Un simple prêt de salle ? Mélenchon a de l’humour bien dissimulé. En décembre 2022, il écarte ses opposants internes, Clémentine Autain et François Ruffin en tête, de la direction de LFI. Le 26 mars 2023, Mélenchon est à nouveau au 87, comme les initiés appellent ce vaste local, pour une assemblée du POI. Pas de LFI, du POI. Et Legavre prend la parole : « Depuis 2017, je me suis engagé dans les campagnes de La France insoumise. D’abord dans la campagne de Jean-Luc Mélenchon, que je vous demande de saluer, car il est dans la salle, et on le remercie de sa présence. »
À la mi-mai, 370 membres et cadres de LFI au départ signent un appel qui constate « l’absence totale de démocratie » entre les « décideurs » et les « militants de terrain », dénonçant « la nomination des porte-parole sans consultation des militants ». Lèse-majesté. Interrogé par Le Monde, un élu LFI lâche : « LFI, c’est la propriété privée de Jean-Luc. Il a l’argent, et choisit la couleur des volets. Le concierge, c’est Manu [Bompard]. »
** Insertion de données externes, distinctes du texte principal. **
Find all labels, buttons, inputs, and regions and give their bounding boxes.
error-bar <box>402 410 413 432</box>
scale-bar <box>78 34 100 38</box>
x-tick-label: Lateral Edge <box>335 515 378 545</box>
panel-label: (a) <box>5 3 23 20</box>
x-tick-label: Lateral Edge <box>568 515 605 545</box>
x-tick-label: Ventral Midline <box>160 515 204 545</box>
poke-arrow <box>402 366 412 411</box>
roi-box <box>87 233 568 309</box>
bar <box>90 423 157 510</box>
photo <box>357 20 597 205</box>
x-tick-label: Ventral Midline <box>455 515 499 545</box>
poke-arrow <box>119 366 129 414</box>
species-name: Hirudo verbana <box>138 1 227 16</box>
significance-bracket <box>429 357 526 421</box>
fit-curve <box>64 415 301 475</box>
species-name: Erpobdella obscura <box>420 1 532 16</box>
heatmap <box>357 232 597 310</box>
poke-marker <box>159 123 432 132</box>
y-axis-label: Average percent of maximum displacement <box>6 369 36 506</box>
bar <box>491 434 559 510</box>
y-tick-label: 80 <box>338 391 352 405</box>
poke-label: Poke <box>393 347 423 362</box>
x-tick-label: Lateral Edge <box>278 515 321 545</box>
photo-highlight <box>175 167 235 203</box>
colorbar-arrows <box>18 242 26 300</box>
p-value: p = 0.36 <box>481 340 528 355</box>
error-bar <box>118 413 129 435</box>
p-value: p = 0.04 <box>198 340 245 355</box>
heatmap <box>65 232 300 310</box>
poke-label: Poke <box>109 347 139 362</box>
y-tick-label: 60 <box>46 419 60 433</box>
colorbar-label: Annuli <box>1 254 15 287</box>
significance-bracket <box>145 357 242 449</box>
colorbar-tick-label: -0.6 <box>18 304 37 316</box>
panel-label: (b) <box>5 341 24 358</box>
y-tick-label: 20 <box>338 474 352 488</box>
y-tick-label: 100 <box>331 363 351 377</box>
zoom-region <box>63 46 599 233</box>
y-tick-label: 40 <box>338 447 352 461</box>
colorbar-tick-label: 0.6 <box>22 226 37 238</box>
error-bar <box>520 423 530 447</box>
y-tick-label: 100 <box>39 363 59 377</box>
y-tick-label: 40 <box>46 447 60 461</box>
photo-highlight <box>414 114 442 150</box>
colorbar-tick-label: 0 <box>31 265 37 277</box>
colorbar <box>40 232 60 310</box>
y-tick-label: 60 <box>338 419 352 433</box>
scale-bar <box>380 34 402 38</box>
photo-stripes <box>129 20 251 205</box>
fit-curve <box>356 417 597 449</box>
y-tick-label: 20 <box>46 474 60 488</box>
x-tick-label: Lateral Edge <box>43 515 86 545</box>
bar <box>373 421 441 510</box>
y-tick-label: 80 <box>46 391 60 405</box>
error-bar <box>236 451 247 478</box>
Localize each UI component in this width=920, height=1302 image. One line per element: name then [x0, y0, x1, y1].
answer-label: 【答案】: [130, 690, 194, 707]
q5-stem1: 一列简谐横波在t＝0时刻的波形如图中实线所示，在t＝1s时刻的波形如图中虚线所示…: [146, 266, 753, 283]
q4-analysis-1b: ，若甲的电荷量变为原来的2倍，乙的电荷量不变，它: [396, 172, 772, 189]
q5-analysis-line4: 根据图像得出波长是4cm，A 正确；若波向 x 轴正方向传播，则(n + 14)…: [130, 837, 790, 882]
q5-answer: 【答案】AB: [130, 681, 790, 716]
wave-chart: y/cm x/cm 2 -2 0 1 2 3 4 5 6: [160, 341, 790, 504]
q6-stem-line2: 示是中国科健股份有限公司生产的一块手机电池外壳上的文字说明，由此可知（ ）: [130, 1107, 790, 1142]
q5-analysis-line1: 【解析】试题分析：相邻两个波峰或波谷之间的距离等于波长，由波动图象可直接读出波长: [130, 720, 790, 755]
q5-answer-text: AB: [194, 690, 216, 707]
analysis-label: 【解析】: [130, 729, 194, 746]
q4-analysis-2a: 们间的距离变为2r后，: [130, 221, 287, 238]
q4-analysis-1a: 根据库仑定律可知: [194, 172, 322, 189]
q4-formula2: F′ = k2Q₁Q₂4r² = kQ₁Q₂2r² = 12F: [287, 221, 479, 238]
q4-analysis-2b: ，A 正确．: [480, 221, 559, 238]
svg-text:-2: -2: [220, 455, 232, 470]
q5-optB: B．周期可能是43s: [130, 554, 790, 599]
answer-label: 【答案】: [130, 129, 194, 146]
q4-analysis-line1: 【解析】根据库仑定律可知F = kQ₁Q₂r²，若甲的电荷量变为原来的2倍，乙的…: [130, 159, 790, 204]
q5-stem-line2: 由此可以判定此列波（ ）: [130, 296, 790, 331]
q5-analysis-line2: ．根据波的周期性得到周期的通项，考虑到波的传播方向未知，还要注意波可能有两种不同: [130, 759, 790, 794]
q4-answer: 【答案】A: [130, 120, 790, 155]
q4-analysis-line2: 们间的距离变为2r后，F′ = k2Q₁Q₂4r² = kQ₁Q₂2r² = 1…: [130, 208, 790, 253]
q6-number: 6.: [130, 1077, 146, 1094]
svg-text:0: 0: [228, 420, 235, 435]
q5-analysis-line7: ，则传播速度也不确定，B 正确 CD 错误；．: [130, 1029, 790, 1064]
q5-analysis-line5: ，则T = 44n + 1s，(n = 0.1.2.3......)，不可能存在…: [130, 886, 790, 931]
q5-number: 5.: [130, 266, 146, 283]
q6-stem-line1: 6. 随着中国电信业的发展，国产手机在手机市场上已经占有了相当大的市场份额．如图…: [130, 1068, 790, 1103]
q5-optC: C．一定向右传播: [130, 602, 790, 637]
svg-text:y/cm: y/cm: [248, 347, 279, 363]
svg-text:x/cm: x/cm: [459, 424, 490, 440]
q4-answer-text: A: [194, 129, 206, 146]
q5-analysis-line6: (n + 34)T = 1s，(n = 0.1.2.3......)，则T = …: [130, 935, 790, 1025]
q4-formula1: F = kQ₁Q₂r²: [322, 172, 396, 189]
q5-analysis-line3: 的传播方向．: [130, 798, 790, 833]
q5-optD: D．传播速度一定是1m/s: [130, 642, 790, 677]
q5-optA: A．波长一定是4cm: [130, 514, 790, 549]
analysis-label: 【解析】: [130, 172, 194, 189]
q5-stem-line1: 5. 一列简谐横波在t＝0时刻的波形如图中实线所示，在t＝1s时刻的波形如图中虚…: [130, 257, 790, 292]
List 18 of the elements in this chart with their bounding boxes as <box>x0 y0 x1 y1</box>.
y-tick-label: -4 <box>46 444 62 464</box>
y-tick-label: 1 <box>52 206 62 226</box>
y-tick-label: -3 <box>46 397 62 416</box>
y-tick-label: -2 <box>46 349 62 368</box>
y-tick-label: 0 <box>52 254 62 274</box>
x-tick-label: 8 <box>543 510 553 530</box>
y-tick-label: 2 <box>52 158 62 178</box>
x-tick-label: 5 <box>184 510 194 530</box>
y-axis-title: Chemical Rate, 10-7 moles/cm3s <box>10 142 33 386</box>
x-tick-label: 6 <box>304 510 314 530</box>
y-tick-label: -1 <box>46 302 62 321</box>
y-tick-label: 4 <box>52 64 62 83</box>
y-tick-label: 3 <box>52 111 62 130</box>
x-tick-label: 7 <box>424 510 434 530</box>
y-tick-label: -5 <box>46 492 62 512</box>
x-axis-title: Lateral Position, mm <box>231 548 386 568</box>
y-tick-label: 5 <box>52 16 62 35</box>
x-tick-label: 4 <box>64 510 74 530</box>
Sur le terrain, le POI, devenu la garde prétorienne du chef, surveille les mauvais esprits. Dans la Vienne, autour de Poitiers, les lambertistes fichent 15 militants qui ont eu l’heur de signer une tribune déplaisant à Mélenchon. Avec « prénoms, noms, antécédents politiques, affiliations syndicales, activité sur les réseaux sociaux, liens familiaux, photos… », comme le révèle Mediapart. Partout, les gens du POI noyautent les structures départementales de LFI, décourageant peu à peu d’autres militants. C’est vrai en Seine-Saint-Denis, dans les Pyrénées-Atlantiques, dans l’Ouest, à Lille, à Paris. Beaucoup des opposants soupçonnent Mélenchon de vouloir se créer un microparti à sa botte, qui contrôlerait définitivement LFI avec un lot d’idiots utiles, capables d’avaler toutes les couleuvres. LFI, présentée par Mélenchon comme un mouvement « gazeux », est confrontée à une organisation dure comme la pierre."